The one thing that I’m kind of glad didn’t make it is a unit design workshop ala SMAC. It would really make no sense to have seperate attack values for weapons and defense values for armor. The historical defensive units are defensive becuase they wear heavy armor, they are defensive because their weapons are strong on defense…spears, pikes, rifles. The defensive value is a characteristic of the weapon. It would make no sense to create defensive units armed with daggers but wearing plate mail armor. It only worked in SMAC because of the science fiction setting. A somewhat accurate design workshop would have to give an attack and defense rating for each weapon, and leave heavy armor as one of the “special ability” slot options. And then since each unit is defined by weapon anyway, the design workshop starts to be pretty useless.

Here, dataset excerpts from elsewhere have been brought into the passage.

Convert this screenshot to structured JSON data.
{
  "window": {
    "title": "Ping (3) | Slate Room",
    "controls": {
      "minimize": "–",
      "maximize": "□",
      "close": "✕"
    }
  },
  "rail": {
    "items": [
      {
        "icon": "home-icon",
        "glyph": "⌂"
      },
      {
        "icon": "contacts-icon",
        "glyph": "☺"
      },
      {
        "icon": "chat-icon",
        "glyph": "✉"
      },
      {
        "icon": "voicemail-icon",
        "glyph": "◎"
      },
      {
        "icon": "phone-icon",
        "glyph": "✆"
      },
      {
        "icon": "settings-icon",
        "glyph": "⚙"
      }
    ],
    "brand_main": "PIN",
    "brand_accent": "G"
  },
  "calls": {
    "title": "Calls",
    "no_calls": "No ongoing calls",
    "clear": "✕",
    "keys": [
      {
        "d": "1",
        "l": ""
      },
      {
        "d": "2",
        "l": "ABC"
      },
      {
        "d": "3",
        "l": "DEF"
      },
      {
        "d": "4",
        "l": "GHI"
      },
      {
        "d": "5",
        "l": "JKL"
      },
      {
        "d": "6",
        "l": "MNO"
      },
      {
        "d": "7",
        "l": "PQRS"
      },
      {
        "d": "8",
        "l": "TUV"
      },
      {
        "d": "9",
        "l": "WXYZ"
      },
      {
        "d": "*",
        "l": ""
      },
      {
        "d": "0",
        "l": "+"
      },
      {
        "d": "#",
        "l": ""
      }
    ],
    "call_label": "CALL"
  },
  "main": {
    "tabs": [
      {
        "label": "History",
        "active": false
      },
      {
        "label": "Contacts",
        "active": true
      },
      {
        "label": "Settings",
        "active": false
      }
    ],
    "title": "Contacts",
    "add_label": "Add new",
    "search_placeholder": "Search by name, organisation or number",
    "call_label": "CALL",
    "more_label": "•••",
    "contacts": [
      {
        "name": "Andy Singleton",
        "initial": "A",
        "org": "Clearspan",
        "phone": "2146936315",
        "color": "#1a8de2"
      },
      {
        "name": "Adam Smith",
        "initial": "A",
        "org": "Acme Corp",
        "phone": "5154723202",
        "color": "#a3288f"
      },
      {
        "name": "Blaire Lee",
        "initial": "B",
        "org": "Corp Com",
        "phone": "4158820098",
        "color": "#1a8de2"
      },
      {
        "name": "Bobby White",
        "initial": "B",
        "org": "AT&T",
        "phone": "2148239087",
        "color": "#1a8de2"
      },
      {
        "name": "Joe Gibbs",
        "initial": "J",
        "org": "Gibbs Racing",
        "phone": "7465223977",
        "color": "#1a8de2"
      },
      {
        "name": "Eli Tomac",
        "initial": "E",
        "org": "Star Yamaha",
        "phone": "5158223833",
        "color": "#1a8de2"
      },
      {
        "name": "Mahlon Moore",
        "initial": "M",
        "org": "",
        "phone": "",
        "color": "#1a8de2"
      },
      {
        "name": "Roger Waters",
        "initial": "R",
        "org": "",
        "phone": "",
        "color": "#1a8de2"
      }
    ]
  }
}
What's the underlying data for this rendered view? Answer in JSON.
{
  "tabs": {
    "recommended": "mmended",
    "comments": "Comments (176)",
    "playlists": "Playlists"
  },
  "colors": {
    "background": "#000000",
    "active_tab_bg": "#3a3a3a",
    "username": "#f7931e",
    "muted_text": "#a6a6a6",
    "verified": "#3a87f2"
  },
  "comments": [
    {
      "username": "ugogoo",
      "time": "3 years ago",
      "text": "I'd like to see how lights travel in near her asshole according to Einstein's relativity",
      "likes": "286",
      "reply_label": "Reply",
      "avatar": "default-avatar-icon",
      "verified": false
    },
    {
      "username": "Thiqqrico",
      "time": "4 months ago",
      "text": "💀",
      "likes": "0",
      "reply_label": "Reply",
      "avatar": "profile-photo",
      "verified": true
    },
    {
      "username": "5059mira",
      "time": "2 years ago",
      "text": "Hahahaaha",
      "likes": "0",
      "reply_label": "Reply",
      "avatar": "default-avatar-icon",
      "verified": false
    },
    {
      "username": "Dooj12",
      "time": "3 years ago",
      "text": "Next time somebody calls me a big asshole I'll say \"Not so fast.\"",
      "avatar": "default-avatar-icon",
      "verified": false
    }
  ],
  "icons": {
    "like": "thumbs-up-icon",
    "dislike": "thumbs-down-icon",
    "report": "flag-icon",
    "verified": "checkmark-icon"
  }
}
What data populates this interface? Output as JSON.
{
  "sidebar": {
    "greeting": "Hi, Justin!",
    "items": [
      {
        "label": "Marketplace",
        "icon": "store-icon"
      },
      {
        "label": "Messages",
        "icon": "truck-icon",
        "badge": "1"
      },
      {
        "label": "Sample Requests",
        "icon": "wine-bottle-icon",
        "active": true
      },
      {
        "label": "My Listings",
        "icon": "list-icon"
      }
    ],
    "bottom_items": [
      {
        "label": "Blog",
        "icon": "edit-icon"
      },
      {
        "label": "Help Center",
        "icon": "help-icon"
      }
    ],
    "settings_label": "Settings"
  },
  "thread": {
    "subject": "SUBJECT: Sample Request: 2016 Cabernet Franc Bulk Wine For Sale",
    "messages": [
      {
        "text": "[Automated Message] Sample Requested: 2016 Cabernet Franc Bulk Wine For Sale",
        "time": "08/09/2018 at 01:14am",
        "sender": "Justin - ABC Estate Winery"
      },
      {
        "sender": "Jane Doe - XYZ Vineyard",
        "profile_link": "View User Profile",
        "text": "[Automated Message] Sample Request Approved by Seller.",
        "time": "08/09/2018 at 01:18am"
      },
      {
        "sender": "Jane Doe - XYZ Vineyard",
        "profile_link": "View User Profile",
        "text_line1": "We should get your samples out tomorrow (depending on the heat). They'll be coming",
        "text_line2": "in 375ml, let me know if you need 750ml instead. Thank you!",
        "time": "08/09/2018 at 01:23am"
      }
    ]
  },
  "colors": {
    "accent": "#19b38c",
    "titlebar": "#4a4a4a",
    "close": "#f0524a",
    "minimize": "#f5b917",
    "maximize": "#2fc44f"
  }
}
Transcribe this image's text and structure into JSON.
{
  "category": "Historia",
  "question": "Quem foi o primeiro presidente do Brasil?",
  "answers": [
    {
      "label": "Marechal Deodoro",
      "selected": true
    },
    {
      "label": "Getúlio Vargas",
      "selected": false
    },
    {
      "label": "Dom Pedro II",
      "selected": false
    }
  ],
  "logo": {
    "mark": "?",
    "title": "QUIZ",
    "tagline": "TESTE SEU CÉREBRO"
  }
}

I really like the elegant way they handled morale compared to SMAC.
But all said there are some UI issues, and it is really maddening that my 1.6 Ghtz machine takes 5 minutes to complete the AI turn during later years. That’s just unacceptable. And I agree that the game isn’t that much of an advance over SMAC. If Civ3 had come out 3 years ago instead of SMAC we’d be raving over it. But Brian Reynolds departure really hurt Firaxis, and many of the ideas in Civ3 aren’t that well thought out. But so much of the complaining was people who were shocked that you had to wait for the expansion pack for multiplayer. Really, why would you play Civ multiplayer? It makes no sense to me.
For more discussion, see apolyton.com’s Civ3 forums. Civ3 really is a good game, and is much better than Civ2. It’s just not much much much better, which is what everyone was hoping for.